As I scrambled to get into work on time this morning, I noticed the flat was looking a bit of a tip. Not a total disaster, but noticeably not tidy. There were a couple of errant leaves on the floor in the hall, two pans in the sink from last night’s dinner, and an increasing pile of junk on my bedside table. As my wife occasionally reminds me, this is what happens when you don’t “tidy up as you go along”. As I drove into work, I found myself drawing a parallel between the current state of my house and how many people use their computers, and it seemed to be a fitting analogy.
Most people (excluding students, and this week, me) take care of their home. They put effort into choosing it, setting it up so it works best for them, and then maintaining it so it continues to provide the environment they want to live in. We spend a significant proportion of our lives at home, we like to know where everything is, and if anything stops working it has a significant impact on our productivity (and happiness).

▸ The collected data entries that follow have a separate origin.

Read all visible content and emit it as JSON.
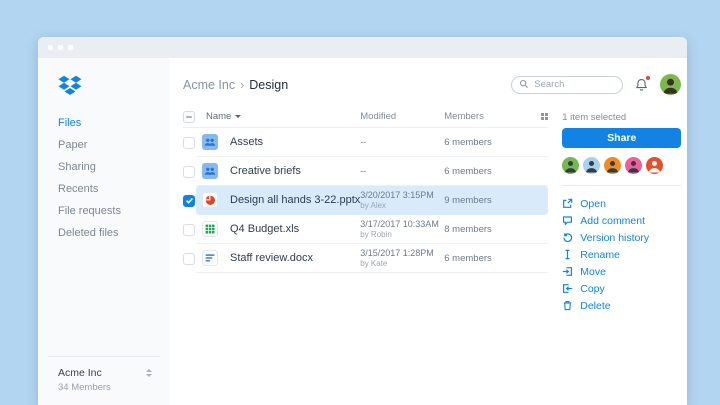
{
  "colors": {
    "accent": "#1283e2",
    "background": "#b2d5f1",
    "selected_row": "#d9eafb",
    "notification_dot": "#e8442e",
    "share_button": "#1283e2",
    "user_avatar_bg": "#7cb84c"
  },
  "sidebar": {
    "logo_icon": "dropbox-logo",
    "items": [
      {
        "label": "Files",
        "active": true
      },
      {
        "label": "Paper",
        "active": false
      },
      {
        "label": "Sharing",
        "active": false
      },
      {
        "label": "Recents",
        "active": false
      },
      {
        "label": "File requests",
        "active": false
      },
      {
        "label": "Deleted files",
        "active": false
      }
    ],
    "workspace": {
      "name": "Acme Inc",
      "members": "34 Members"
    }
  },
  "header": {
    "breadcrumb": {
      "parent": "Acme Inc",
      "separator": "›",
      "current": "Design"
    },
    "search": {
      "placeholder": "Search",
      "icon": "search-icon"
    },
    "notifications_icon": "bell-icon",
    "user_avatar_icon": "user-avatar"
  },
  "table": {
    "columns": {
      "name": "Name",
      "modified": "Modified",
      "members": "Members"
    },
    "view_toggle_icon": "grid-view-icon",
    "rows": [
      {
        "name": "Assets",
        "icon": "shared-folder",
        "modified": "--",
        "modified_by": "",
        "members": "6 members",
        "selected": false
      },
      {
        "name": "Creative briefs",
        "icon": "shared-folder",
        "modified": "--",
        "modified_by": "",
        "members": "6 members",
        "selected": false
      },
      {
        "name": "Design all hands 3-22.pptx",
        "icon": "powerpoint-file",
        "modified": "3/20/2017 3:15PM",
        "modified_by": "by Alex",
        "members": "9 members",
        "selected": true
      },
      {
        "name": "Q4 Budget.xls",
        "icon": "excel-file",
        "modified": "3/17/2017 10:33AM",
        "modified_by": "by Robin",
        "members": "8 members",
        "selected": false
      },
      {
        "name": "Staff review.docx",
        "icon": "word-file",
        "modified": "3/15/2017 1:28PM",
        "modified_by": "by Kate",
        "members": "6 members",
        "selected": false
      }
    ]
  },
  "right_panel": {
    "status": "1 item selected",
    "share_label": "Share",
    "avatars": [
      {
        "style": "background:#76b74e"
      },
      {
        "style": "background:#a9d0f0"
      },
      {
        "style": "background:#ef8c22"
      },
      {
        "style": "background:#ee5f9e"
      },
      {
        "style": "background:#e2502c"
      }
    ],
    "actions": [
      {
        "label": "Open",
        "icon": "open-icon"
      },
      {
        "label": "Add comment",
        "icon": "comment-icon"
      },
      {
        "label": "Version history",
        "icon": "history-icon"
      },
      {
        "label": "Rename",
        "icon": "rename-icon"
      },
      {
        "label": "Move",
        "icon": "move-icon"
      },
      {
        "label": "Copy",
        "icon": "copy-icon"
      },
      {
        "label": "Delete",
        "icon": "trash-icon"
      }
    ]
  }
}
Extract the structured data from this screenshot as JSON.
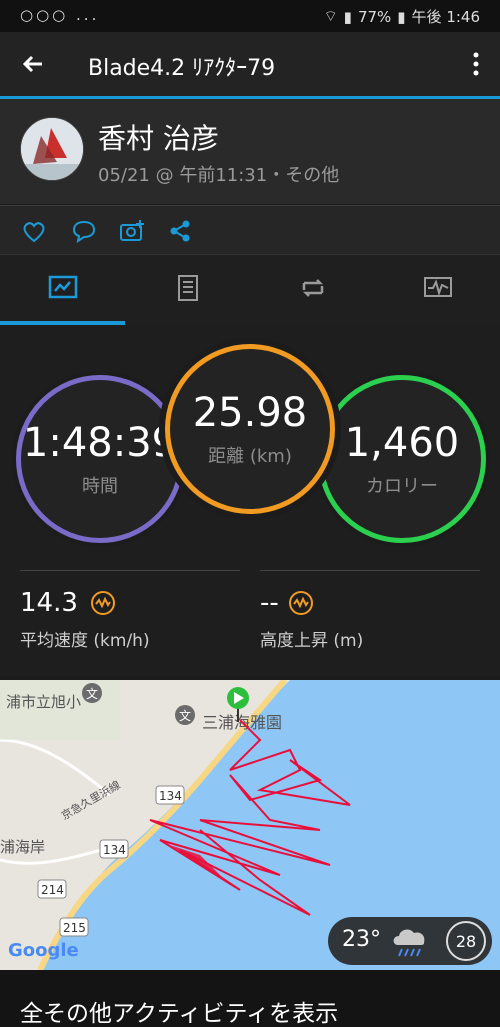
{
  "status": {
    "left": "○○○ ...",
    "battery": "77%",
    "time": "午後 1:46"
  },
  "appbar": {
    "title": "Blade4.2 ﾘｱｸﾀｰ79"
  },
  "profile": {
    "name": "香村 治彦",
    "meta": "05/21 @ 午前11:31・その他"
  },
  "tabs": [
    "summary",
    "details",
    "laps",
    "charts"
  ],
  "stats": {
    "time": {
      "value": "1:48:39",
      "label": "時間"
    },
    "distance": {
      "value": "25.98",
      "label": "距離 (km)"
    },
    "calories": {
      "value": "1,460",
      "label": "カロリー"
    }
  },
  "metrics": [
    {
      "value": "14.3",
      "label": "平均速度 (km/h)"
    },
    {
      "value": "--",
      "label": "高度上昇 (m)"
    }
  ],
  "map": {
    "labels": [
      "浦市立旭小",
      "三浦海雅園",
      "浦海岸",
      "134",
      "134",
      "214",
      "215",
      "Google"
    ],
    "road_label": "京急久里浜線"
  },
  "weather": {
    "temp": "23°",
    "wind": "28"
  },
  "footer": {
    "link": "全その他アクティビティを表示"
  },
  "colors": {
    "accent": "#1a9bd8",
    "time": "#7b6bc8",
    "distance": "#f29b22",
    "calories": "#2bd04f"
  }
}
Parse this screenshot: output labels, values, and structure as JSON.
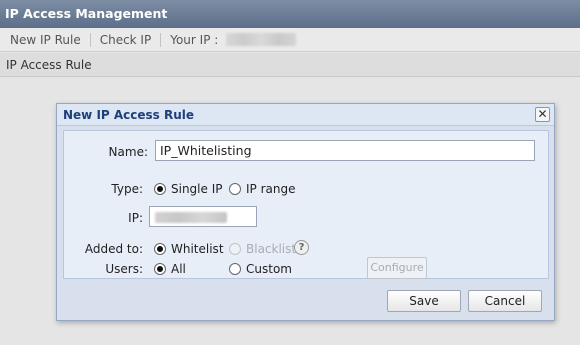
{
  "window": {
    "title": "IP Access Management"
  },
  "toolbar": {
    "new_ip_rule": "New IP Rule",
    "check_ip": "Check IP",
    "your_ip_label": "Your IP :"
  },
  "subbar": {
    "title": "IP Access Rule"
  },
  "dialog": {
    "title": "New IP Access Rule",
    "close_glyph": "✕",
    "name_label": "Name:",
    "name_value": "IP_Whitelisting",
    "type_label": "Type:",
    "type_options": [
      "Single IP",
      "IP range"
    ],
    "type_selected": "Single IP",
    "ip_label": "IP:",
    "added_to_label": "Added to:",
    "added_to_options": [
      "Whitelist",
      "Blacklist"
    ],
    "added_to_selected": "Whitelist",
    "help_glyph": "?",
    "users_label": "Users:",
    "users_options": [
      "All",
      "Custom"
    ],
    "users_selected": "All",
    "configure_label": "Configure",
    "save_label": "Save",
    "cancel_label": "Cancel"
  }
}
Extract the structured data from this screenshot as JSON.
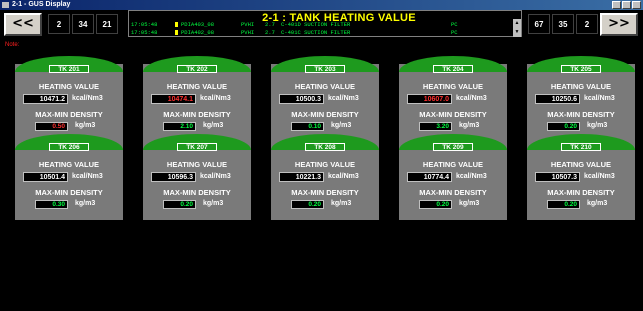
{
  "window": {
    "title": "2-1 - GUS Display"
  },
  "nav": {
    "prev_label": "<<",
    "next_label": ">>",
    "left_nums": [
      "2",
      "34",
      "21"
    ],
    "right_nums": [
      "67",
      "35",
      "2"
    ]
  },
  "alarm": {
    "title": "2-1 : TANK HEATING VALUE",
    "rows": [
      {
        "time": "17:05:48",
        "tag": "PDIA403_08",
        "param": "PVHI",
        "val": "2.7",
        "desc": "C-401D SUCTION FILTER",
        "unit": "PC"
      },
      {
        "time": "17:05:48",
        "tag": "PDIA402_08",
        "param": "PVHI",
        "val": "2.7",
        "desc": "C-401C SUCTION FILTER",
        "unit": "PC"
      }
    ]
  },
  "note": "Note:",
  "labels": {
    "hv": "HEATING VALUE",
    "den": "MAX-MIN DENSITY",
    "hv_unit": "kcal/Nm3",
    "den_unit": "kg/m3"
  },
  "tanks": [
    {
      "name": "TK 201",
      "hv": "10471.2",
      "den": "0.50",
      "hv_color": "#ffffff",
      "den_color": "#ff3030"
    },
    {
      "name": "TK 202",
      "hv": "10474.1",
      "den": "2.10",
      "hv_color": "#ff3030",
      "den_color": "#00ff40"
    },
    {
      "name": "TK 203",
      "hv": "10500.3",
      "den": "0.10",
      "hv_color": "#ffffff",
      "den_color": "#00ff40"
    },
    {
      "name": "TK 204",
      "hv": "10607.0",
      "den": "3.20",
      "hv_color": "#ff3030",
      "den_color": "#00ff40"
    },
    {
      "name": "TK 205",
      "hv": "10250.6",
      "den": "0.20",
      "hv_color": "#ffffff",
      "den_color": "#00ff40"
    },
    {
      "name": "TK 206",
      "hv": "10501.4",
      "den": "0.30",
      "hv_color": "#ffffff",
      "den_color": "#00ff40"
    },
    {
      "name": "TK 207",
      "hv": "10596.3",
      "den": "0.20",
      "hv_color": "#ffffff",
      "den_color": "#00ff40"
    },
    {
      "name": "TK 208",
      "hv": "10221.3",
      "den": "0.20",
      "hv_color": "#ffffff",
      "den_color": "#00ff40"
    },
    {
      "name": "TK 209",
      "hv": "10774.4",
      "den": "0.20",
      "hv_color": "#ffffff",
      "den_color": "#00ff40"
    },
    {
      "name": "TK 210",
      "hv": "10507.3",
      "den": "0.20",
      "hv_color": "#ffffff",
      "den_color": "#00ff40"
    }
  ],
  "colors": {
    "tank_body": "#7a7a7a",
    "tank_cap": "#1e9a1e",
    "alarm_text": "#00ff40",
    "title_text": "#ffff00",
    "highlight": "#ff0000"
  }
}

We also spend a significant proportion of our time at our work computer, where we like to know where everything is, and where the impact something failing has a significant impact on our productivity. Effectively, your computer (and the infrastructure supporting it) are your ‘virtual living space’, and the way you interact with that space to some extent determines how it will function.

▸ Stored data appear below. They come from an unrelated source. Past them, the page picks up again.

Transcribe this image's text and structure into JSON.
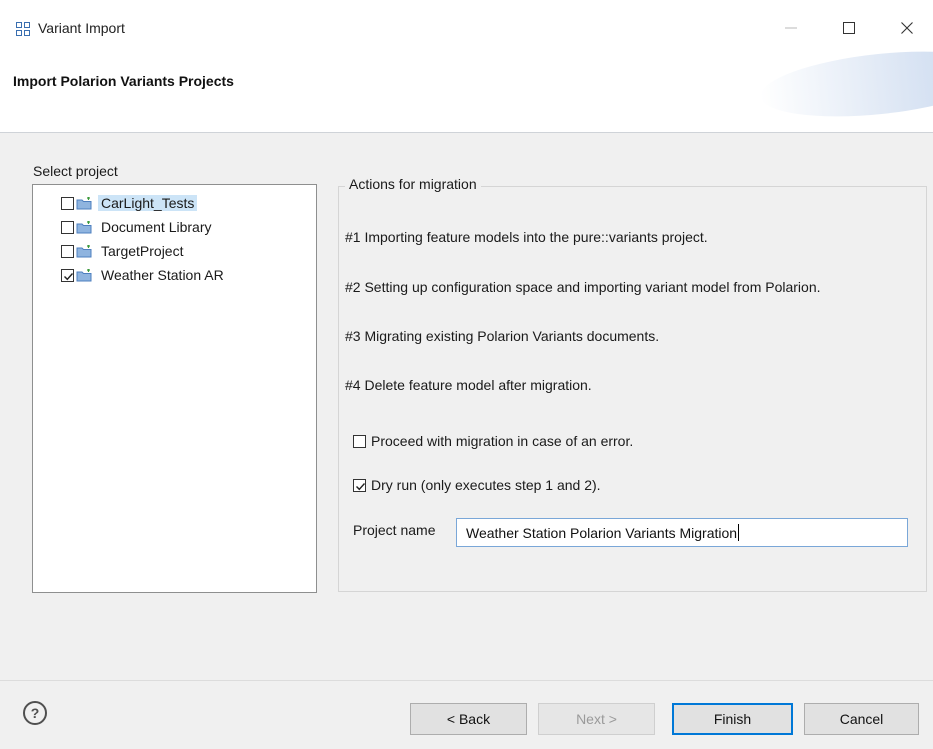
{
  "window": {
    "title": "Variant Import",
    "app_icon": "grid-icon",
    "controls": {
      "minimize": "—",
      "maximize": "☐",
      "close": "✕"
    }
  },
  "header": {
    "title": "Import Polarion Variants Projects"
  },
  "projects": {
    "label": "Select project",
    "items": [
      {
        "label": "CarLight_Tests",
        "checked": false,
        "selected": true
      },
      {
        "label": "Document Library",
        "checked": false,
        "selected": false
      },
      {
        "label": "TargetProject",
        "checked": false,
        "selected": false
      },
      {
        "label": "Weather Station AR",
        "checked": true,
        "selected": false
      }
    ]
  },
  "actions": {
    "title": "Actions for migration",
    "steps": [
      "#1 Importing feature models into the pure::variants project.",
      "#2 Setting up configuration space and importing variant model from Polarion.",
      "#3 Migrating existing Polarion Variants documents.",
      "#4 Delete feature model after migration."
    ],
    "options": [
      {
        "label": "Proceed with migration in case of an error.",
        "checked": false
      },
      {
        "label": "Dry run (only executes step 1 and 2).",
        "checked": true
      }
    ],
    "project_name_label": "Project name",
    "project_name_value": "Weather Station Polarion Variants Migration"
  },
  "footer": {
    "help": "?",
    "back": "< Back",
    "next": "Next >",
    "finish": "Finish",
    "cancel": "Cancel"
  },
  "colors": {
    "accent": "#0078d7",
    "selection": "#cce4f7",
    "dialog_bg": "#f0f0f0"
  }
}
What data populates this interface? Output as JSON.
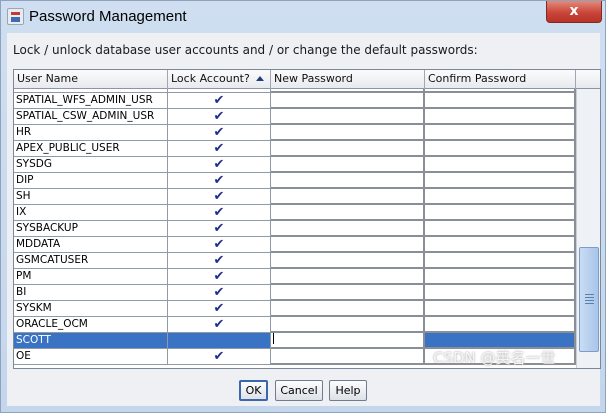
{
  "window": {
    "title": "Password Management",
    "close_label": "x"
  },
  "instruction": "Lock / unlock database user accounts and / or change the default passwords:",
  "table": {
    "columns": [
      "User Name",
      "Lock Account?",
      "New Password",
      "Confirm Password"
    ],
    "sort_column": "Lock Account?",
    "sort_direction": "ascending",
    "rows": [
      {
        "user": "",
        "locked": true,
        "new_password": "",
        "confirm_password": ""
      },
      {
        "user": "SPATIAL_WFS_ADMIN_USR",
        "locked": true,
        "new_password": "",
        "confirm_password": ""
      },
      {
        "user": "SPATIAL_CSW_ADMIN_USR",
        "locked": true,
        "new_password": "",
        "confirm_password": ""
      },
      {
        "user": "HR",
        "locked": true,
        "new_password": "",
        "confirm_password": ""
      },
      {
        "user": "APEX_PUBLIC_USER",
        "locked": true,
        "new_password": "",
        "confirm_password": ""
      },
      {
        "user": "SYSDG",
        "locked": true,
        "new_password": "",
        "confirm_password": ""
      },
      {
        "user": "DIP",
        "locked": true,
        "new_password": "",
        "confirm_password": ""
      },
      {
        "user": "SH",
        "locked": true,
        "new_password": "",
        "confirm_password": ""
      },
      {
        "user": "IX",
        "locked": true,
        "new_password": "",
        "confirm_password": ""
      },
      {
        "user": "SYSBACKUP",
        "locked": true,
        "new_password": "",
        "confirm_password": ""
      },
      {
        "user": "MDDATA",
        "locked": true,
        "new_password": "",
        "confirm_password": ""
      },
      {
        "user": "GSMCATUSER",
        "locked": true,
        "new_password": "",
        "confirm_password": ""
      },
      {
        "user": "PM",
        "locked": true,
        "new_password": "",
        "confirm_password": ""
      },
      {
        "user": "BI",
        "locked": true,
        "new_password": "",
        "confirm_password": ""
      },
      {
        "user": "SYSKM",
        "locked": true,
        "new_password": "",
        "confirm_password": ""
      },
      {
        "user": "ORACLE_OCM",
        "locked": true,
        "new_password": "",
        "confirm_password": ""
      },
      {
        "user": "SCOTT",
        "locked": false,
        "new_password": "",
        "confirm_password": "",
        "selected": true,
        "editing": true
      },
      {
        "user": "OE",
        "locked": true,
        "new_password": "",
        "confirm_password": ""
      }
    ]
  },
  "scrollbar": {
    "position_fraction": 0.62
  },
  "buttons": {
    "ok": "OK",
    "cancel": "Cancel",
    "help": "Help"
  },
  "watermark": "CSDN @英名一世",
  "colors": {
    "selection": "#3a72c4",
    "checkmark": "#1b2f8f",
    "close_button": "#c9463a"
  },
  "icons": {
    "check": "checkmark",
    "sort": "triangle-up"
  }
}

So what do I mean when I say people don’t ‘tidy up’ on their computers? I’ll give some examples of symptoms I’ve observed as an IT Manager and Computer Officer;
- Mailboxes with over 40,000 items taking up GB of disk space, of which maybe 10% needs to be stored
- Desktops where the wallpaper is immaterial because 70% of the space is taken up with shortcuts and files of various types and ages
- Shared directories on file servers with data going back over 10 years, of which probably 80% or more is completely redundant
When people treat their houses like this they end up on a Channel 4 documentary being brow beaten by ‘Kim and Aggie’ for stockpiling old newspapers. Most of the people who treat information this way are (in my experience) otherwise organised, tidy and efficient people. So why is their data in such a mess?
I think it’s all about ownership and responsibility of data. I had a conversation yesterday which highlighted the main problem, when a colleague (who had been asked to identify what type of records her department kept) said “we don’t own any data records, they all belong to you guys in IT”. Apparently, because IT control the servers and the PC’s, they’re seen as the owners of all therein. This is like saying that whoever owns the car park you parked in this morning also owns your car. This is a myth, and one which IT staff need to dispel. I will probably wax lyrical on the benefits of users being more engaged with their IT systems at a later date, but in this case it is very important that users understand that they own their data, not IT.
If you’re looking for ways to encourage that feeling of ownership, there’s a couple of things you can try;
- Talk to your users about how their data is structured, give them input into the directory structure design so they feel like the end result is right for them
- Make sure users understand the cost of their data, to encourage them to perform good housekeeping, and bring home the reality of uncontrolled data growth
- Give users better ways to engage with their data, show them how to use the search in Windows 7 (or Windows Desktop Search in XP) and how to organise their directories
This may seem like a lot of work, but it can pay back tenfold if your users start managing their own data; reducing the time you spend building larger and larger disk arrays and managing larger and larger libraries of tapes. It also pays back for your users, who improve their productivity and reduce their sense of frustration and disconnection from their data. Plus, they get to take the moral high ground from knowing that they’ve done what their parents always asked them to do, “tidy up as you go along”.